Zoals je aan de grafiek kunt zien (in de bijbehorende PowerPoint-presentatie),
komt het werkwoord βαπτίζω het meest voor in het Bijbelboek Handelingen (21 keer). Het
zelfstandig naamwoord βάπτισμα komt 19 keer voor in het Nieuwe Testament[39].
Zoals je aan de grafiek kunt zien (in de bijbehorende PowerPoint-presentatie),
treffen we dit zelfstandig naamwoord ook het meest aan in het Bijbelboek
Handelingen (6 keer). Wat heeft dit ons te zeggen? In Handelingen lezen we over
heel veel personen afzonderlijk en ook over groepen mensen die tot het geloof
in Jezus Christus als de Zaligmaker komen. Vaak lezen we direct daarna dat zij
gedoopt werden. Het geloof en de doop zijn dus met elkaar verbonden. Daar wijst
ook het doopformulier op.
Als er bij ons in de
kerk een doopdienst gehouden wordt, leest de predikant voordat de doopbediening
plaatsvindt, altijd een daarvoor opgesteld formulier.
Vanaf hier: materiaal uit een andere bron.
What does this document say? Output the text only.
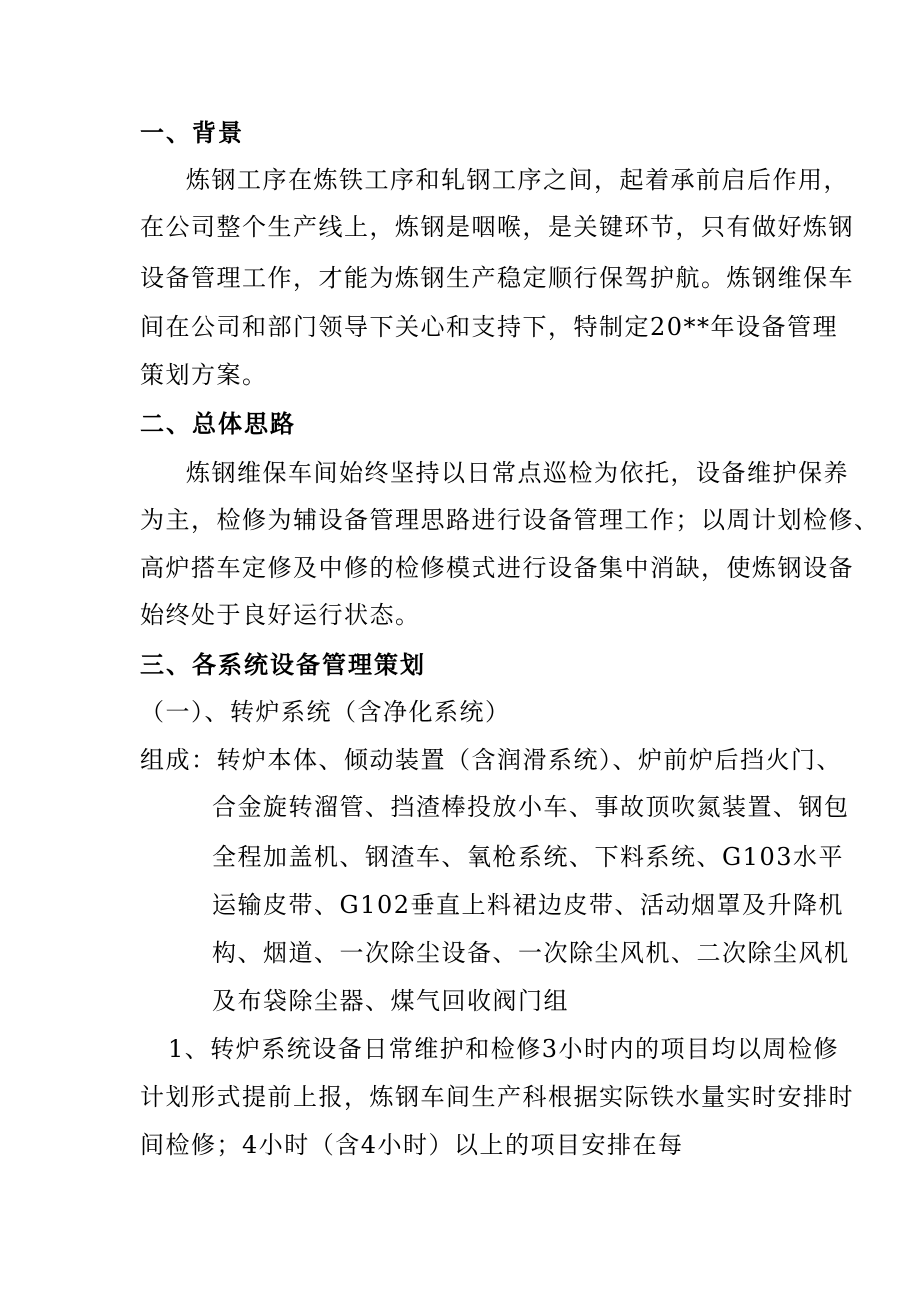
一、背景
炼钢工序在炼铁工序和轧钢工序之间，起着承前启后作用，
在公司整个生产线上，炼钢是咽喉，是关键环节，只有做好炼钢
设备管理工作，才能为炼钢生产稳定顺行保驾护航。炼钢维保车
间在公司和部门领导下关心和支持下，特制定20**年设备管理
策划方案。
二、总体思路
炼钢维保车间始终坚持以日常点巡检为依托，设备维护保养
为主，检修为辅设备管理思路进行设备管理工作；以周计划检修、
高炉搭车定修及中修的检修模式进行设备集中消缺，使炼钢设备
始终处于良好运行状态。
三、各系统设备管理策划
（一）、转炉系统（含净化系统）
组成：转炉本体、倾动装置（含润滑系统）、炉前炉后挡火门、
合金旋转溜管、挡渣棒投放小车、事故顶吹氮装置、钢包
全程加盖机、钢渣车、氧枪系统、下料系统、G103水平
运输皮带、G102垂直上料裙边皮带、活动烟罩及升降机
构、烟道、一次除尘设备、一次除尘风机、二次除尘风机
及布袋除尘器、煤气回收阀门组
1、转炉系统设备日常维护和检修3小时内的项目均以周检修
计划形式提前上报，炼钢车间生产科根据实际铁水量实时安排时
间检修；4小时（含4小时）以上的项目安排在每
Bij de kinderdoop wordt
het formulier om de Heilige Doop aan de kinderen te bedienen in zijn geheel
gelezen. Bij de volwassendoop wordt het formulier om de Heilige Doop aan de
volwassenen te bedienen in zijn geheel gelezen. In het eerste wordt de noodzaak
genoemd van de verantwoordelijkheid van de ouders om hun kinderen te
onderwijzen in de leer van het Oude en het Nieuwe Testament, in het tweede
wordt de noodzaak van het geloof van de volwassene die gedoopt wordt, genoemd.
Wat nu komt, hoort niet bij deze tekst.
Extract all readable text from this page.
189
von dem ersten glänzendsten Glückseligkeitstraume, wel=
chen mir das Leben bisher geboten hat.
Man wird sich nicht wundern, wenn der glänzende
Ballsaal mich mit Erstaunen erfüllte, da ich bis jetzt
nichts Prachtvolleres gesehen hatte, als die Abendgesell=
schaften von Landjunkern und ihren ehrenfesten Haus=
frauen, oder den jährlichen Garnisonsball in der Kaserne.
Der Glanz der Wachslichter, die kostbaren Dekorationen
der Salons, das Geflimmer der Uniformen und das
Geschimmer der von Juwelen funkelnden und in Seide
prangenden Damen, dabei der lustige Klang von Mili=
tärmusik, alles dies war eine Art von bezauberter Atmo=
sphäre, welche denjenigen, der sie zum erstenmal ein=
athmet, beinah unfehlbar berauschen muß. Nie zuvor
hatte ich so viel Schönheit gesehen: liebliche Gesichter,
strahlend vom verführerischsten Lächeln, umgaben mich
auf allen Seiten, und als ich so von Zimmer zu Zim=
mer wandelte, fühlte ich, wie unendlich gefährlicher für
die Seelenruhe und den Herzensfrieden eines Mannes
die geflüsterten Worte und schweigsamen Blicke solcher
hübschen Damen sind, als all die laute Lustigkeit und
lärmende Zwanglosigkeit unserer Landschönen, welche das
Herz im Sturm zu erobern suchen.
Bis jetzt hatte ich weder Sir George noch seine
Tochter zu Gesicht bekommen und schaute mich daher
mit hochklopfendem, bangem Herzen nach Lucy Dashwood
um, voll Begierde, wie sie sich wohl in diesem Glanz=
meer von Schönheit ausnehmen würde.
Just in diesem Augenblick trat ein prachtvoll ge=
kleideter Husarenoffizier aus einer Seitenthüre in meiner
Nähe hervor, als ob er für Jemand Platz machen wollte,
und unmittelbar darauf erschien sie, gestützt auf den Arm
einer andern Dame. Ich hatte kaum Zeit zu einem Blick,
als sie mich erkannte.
In het doopformulier staat dat de hoofdsom van de leer de Heilige Doop uit drie
stukken bestaat. We herkennen in deze drie stukken de drieslag ellende,
verlossing en dankbaarheid.[40]
Deze drieslag vinden we ook terug in de Heidelbergse Catechismus. Het gaat om
een Bijbelse drieslag. Lezen: Romeinen
7:24-25. Deze drieslag is dus ook in het doopformulier te herkennen.
Ten eerste wijst het
doopformulier erop dat wij met onze kinderen in zonden ontvangen en geboren
zijn. Daarom zijn wij kinderen van de toorn. In het Koninkrijk van God komen
wij alleen als we opnieuw geboren worden. De ondergang en de besprenkeling met
het water leren ons dat. Door het water wordt ons de onreinheid van onze zielen
aangewezen, opdat wij vermaand worden een mishagen aan onszelf te hebben, ons
voor God te verootmoedigen, en onze reinigmaking en zaligheid buiten onszelf te
zoeken. Als tweede stuk noemt het formulier dat de Heilige Doop ons de afwassing
van de zonden door Jezus Christus betuigt en verzegelt. Daarom worden wij
gedoopt in de Naam van God de Vader, in de Naam van God de Zoon en in de Naam
van de Heilige Geest. Op dit laatste kom ik straks nog terug. Ten derde
vermaant en verplicht God ons door middel van de Heilige Doop tot een nieuwe
gehoorzaamheid, namelijk dat wij deze enige God (Vader, Zoon en Heilige Geest),
aanhangen, betrouwen en liefhebben met ons gehele hart, met onze gehele ziel en
met ons gehele gemoed. Ook dat wij met geheel ons gemoed en met alle krachten
de wereld verlaten, onze oude natuur doden, en in een nieuw, godzalig leven
wandelen. Een verbond moet immers van beide kanten komen. En als wij soms uit
zwakheid in zonden vallen, dan nog moeten wij niet twijfelen aan Gods genade en
ook niet in de zonden blijven liggen, omdat de Heilige Doop een zegel en
onbetwijfelbaar getuigenis is dat wij een eeuwig verbond met God hebben.
We zien dus in het
eerste stuk en in het derde stuk dat wij in de Heilige Doop leren dat wij vermaand
worden om onze reinigmaking en zaligheid in God te zoeken en de drie-enige God
lief te hebben. Het doopwater wijst ons niet alleen de reiniging en de
vernieuwing aan, maar verkondigt ons ook de mogelijkheid hiervan.[41]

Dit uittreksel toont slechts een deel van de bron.